One of the more common office security failures is to have your email client auto-fill to someones personal account instead of their company-issued account, resulting in sensitive documents leaving the auditable environment of the office email server.

Now for sure, it's not exactly up there with global warming and north korea, but I'm not sure I'd call it a "no-problem". It's a fundamental UX failure that we're only just now starting to see get fixed with email address aliases becoming a more widespread feature, and even that is just a patch. We've all gotten used to it, but that doesn't mean it's not a problem.

Well, the problem here is obviously not the nick but the inability of someone to drop an old email address or just forward it to another one. You don't have to have it in your mail client. You can manage that from the webinterface and never again login to that mail address.

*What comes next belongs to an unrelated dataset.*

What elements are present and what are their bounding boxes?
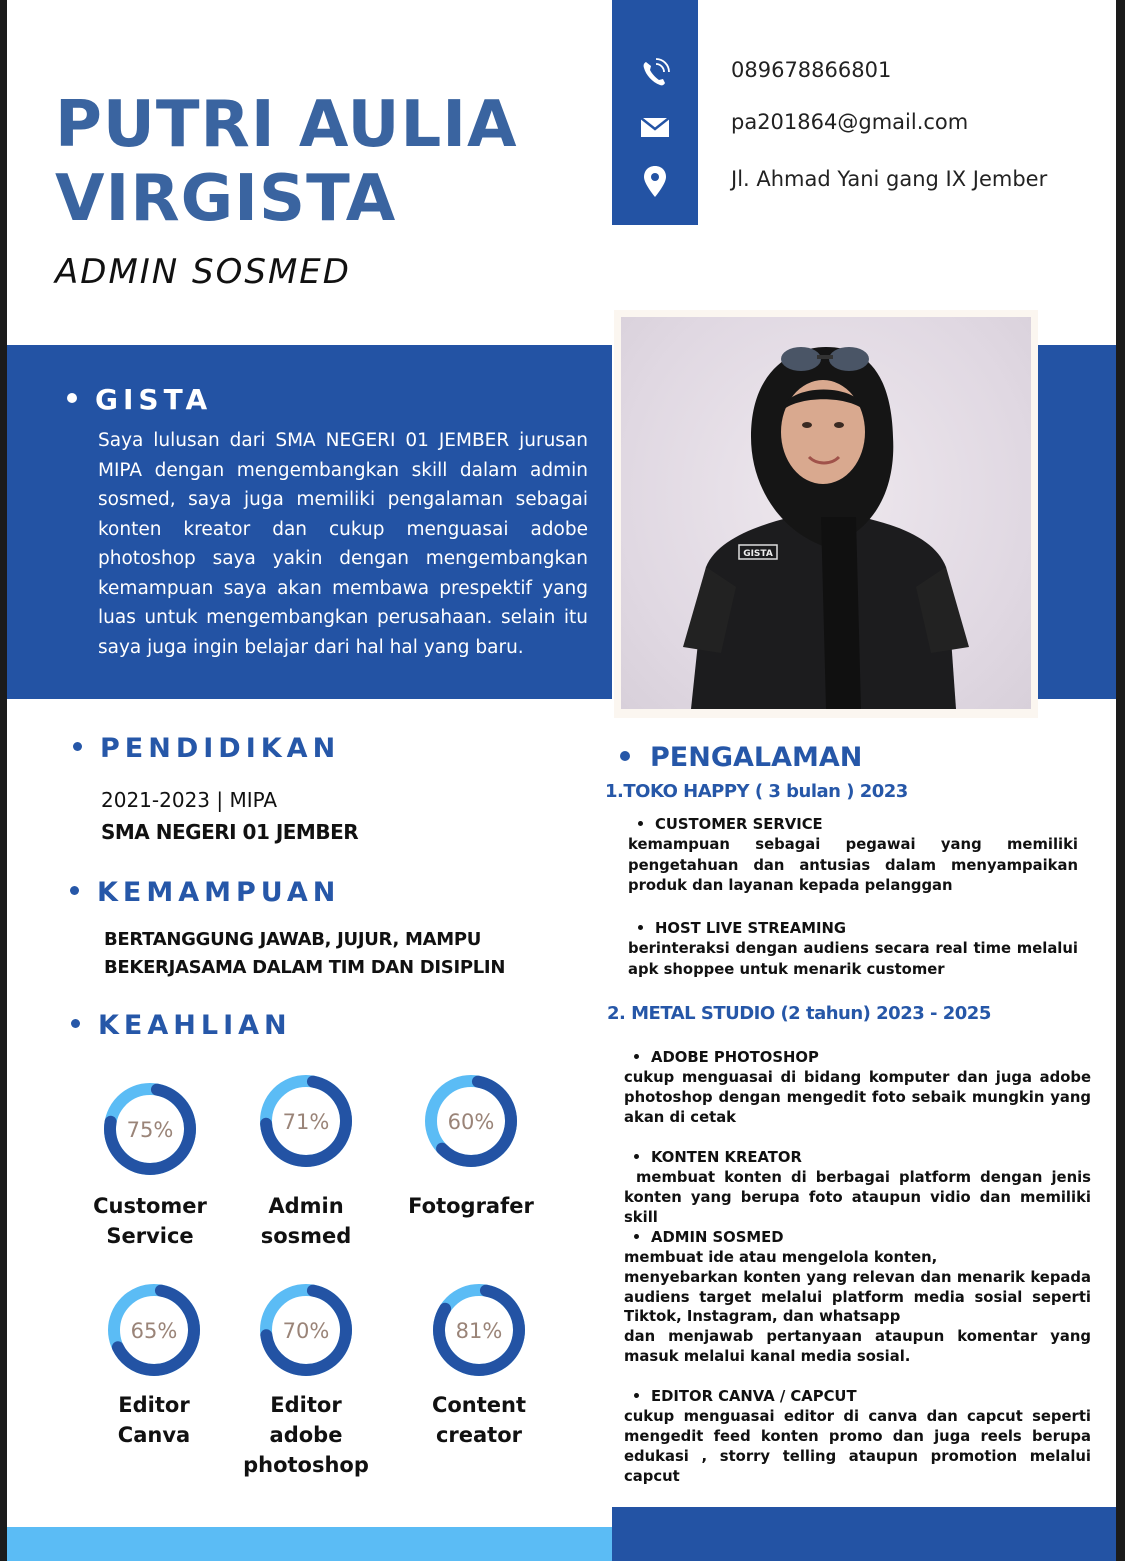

I'm/was doing quite a lot IT support for friends, family their friends and so on and have never heard of anything like that. I'm also sure that the domain @hotmail.com would be enough to not get you a job on certain businesses.

> One of the more common office security failures is to have your email client auto-fill to someones personal account instead of their company-issued account

So...you are sending private emails from your business account? Again it's not the nick/names problem. The problem is your behavior. This is the root cause here and doing some make up won't solve your problem.

These comments have made me realize how many HNers are absolutely clueless about what people do and like in the world.

It explains a lot in the startup/tech industry though.

So you're saying give young kids funny dumb usernames but once they grow up they have to use their real name online?